The early church was stronger relationally for not being able to text each other. Surprised? Actually, the more modern technology advances, the more we appear to be adversely affected relationally. In her book Alone Together: Why We Expect More from Technology and Less from Each Other, author Sherry Turkle explains why:
“We are changed as technology offers us substitutes for connecting with each other face-to-face…As we instant message, e-mail, text, and Twitter, technology redraws the boundaries between intimacy and solitude… Teenagers would rather text than talk. Adults, too, choose keyboards over the human voice.”
Those, like Turkle, who are studying this stuff are trying to get our attention and help us understanding that though there are benefits to technology, the iPhone is no substitute for personal interaction. The keyboard was never meant to replace time spent with each other face-to-face.
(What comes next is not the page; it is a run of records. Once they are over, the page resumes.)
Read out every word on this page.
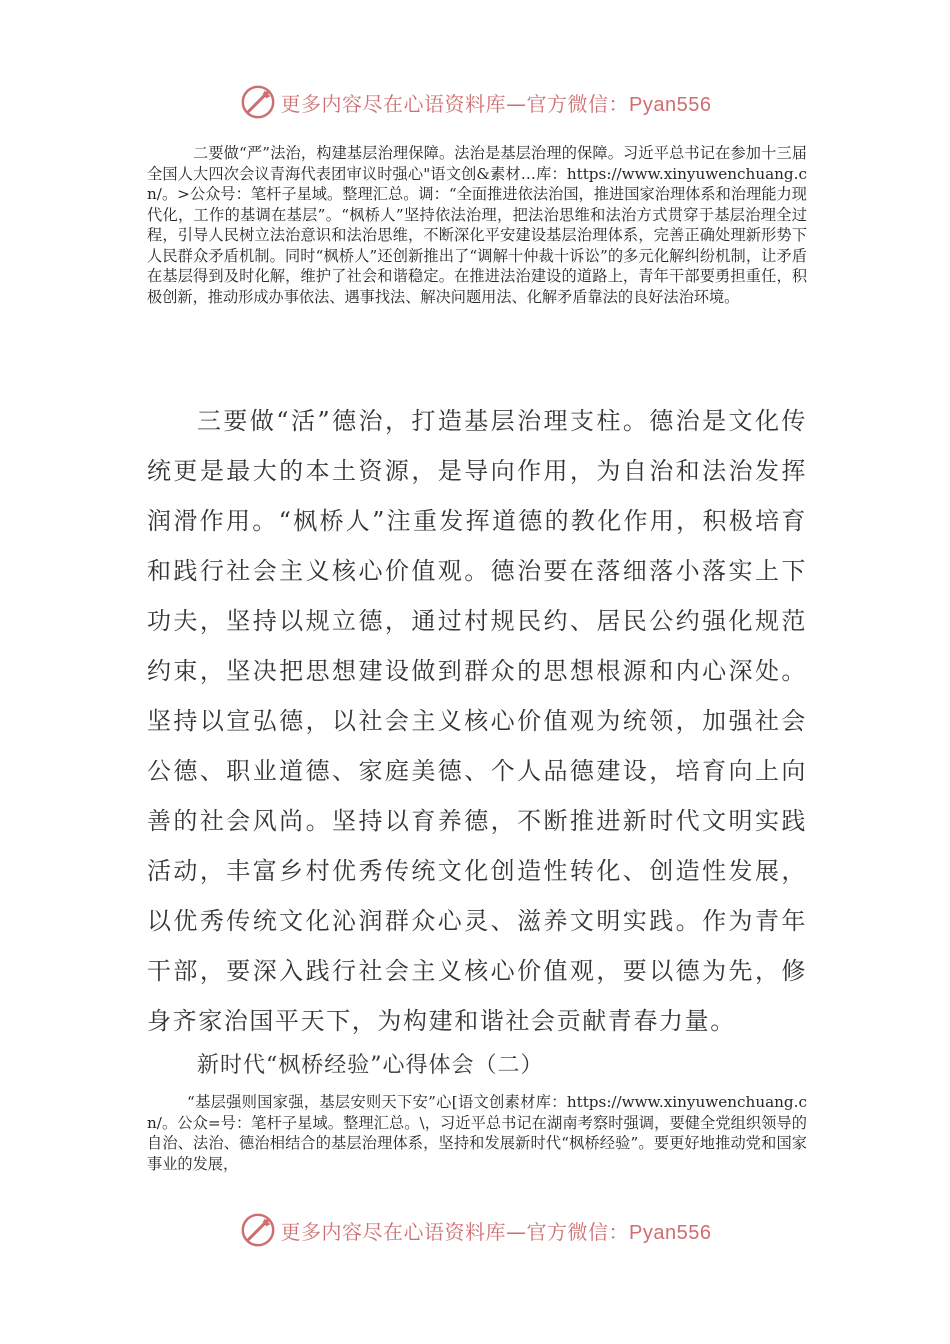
更多内容尽在心语资料库—官方微信：Pyan556
二要做“严”法治，构建基层治理保障。法治是基层治理的保障。习近平总书记在参加十三届全国人大四次会议青海代表团审议时强心"语文创&素材…库：https://www.xinyuwenchuang.cn/。>公众号：笔杆子星域。整理汇总。调：“全面推进依法治国，推进国家治理体系和治理能力现代化，工作的基调在基层”。“枫桥人”坚持依法治理，把法治思维和法治方式贯穿于基层治理全过程，引导人民树立法治意识和法治思维，不断深化平安建设基层治理体系，完善正确处理新形势下人民群众矛盾机制。同时“枫桥人”还创新推出了“调解十仲裁十诉讼”的多元化解纠纷机制，让矛盾在基层得到及时化解，维护了社会和谐稳定。在推进法治建设的道路上，青年干部要勇担重任，积极创新，推动形成办事依法、遇事找法、解决问题用法、化解矛盾靠法的良好法治环境。
三要做“活”德治，打造基层治理支柱。德治是文化传统更是最大的本土资源，是导向作用，为自治和法治发挥润滑作用。“枫桥人”注重发挥道德的教化作用，积极培育和践行社会主义核心价值观。德治要在落细落小落实上下功夫，坚持以规立德，通过村规民约、居民公约强化规范约束，坚决把思想建设做到群众的思想根源和内心深处。坚持以宣弘德，以社会主义核心价值观为统领，加强社会公德、职业道德、家庭美德、个人品德建设，培育向上向善的社会风尚。坚持以育养德，不断推进新时代文明实践活动，丰富乡村优秀传统文化创造性转化、创造性发展，以优秀传统文化沁润群众心灵、滋养文明实践。作为青年干部，要深入践行社会主义核心价值观，要以德为先，修身齐家治国平天下，为构建和谐社会贡献青春力量。
新时代“枫桥经验”心得体会（二）
“基层强则国家强，基层安则天下安”心[语文创素材库：https://www.xinyuwenchuang.cn/。公众=号：笔杆子星域。整理汇总。\，习近平总书记在湖南考察时强调，要健全党组织领导的自治、法治、德治相结合的基层治理体系，坚持和发展新时代“枫桥经验”。要更好地推动党和国家事业的发展，
更多内容尽在心语资料库—官方微信：Pyan556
Peter describes the rich relational experience that is to characterize life in the local church when he writes:
“Finally, all of you, have unity of mind, sympathy, brotherly love, a tender heart, and a humble mind.” 1 Peter 3:8
This is the intended experience of those in the church and this is what each Christian is to contribute to the church. Peter’s desire for the church can only happen when we are together, face-to-face. All five of the virtues Peter exhorts the church to practice accent the relational nature of the church. These virtues highlight the importance of community and they are antithetical to independence and individualism. These virtues demonstrate a care and concern for others rather than a preoccupation with oneself. They express a love for the church Jesus died to create and a heart to serve the church Jesus loves.
You can’t cultivate these virtues isolated from the church.If Peter wrote a book today based on this verse it might be titled, Why We Expect More from the Church and Less from Technology. Peter’s vision for the church is that our relationships would grow face-to-face, not by text.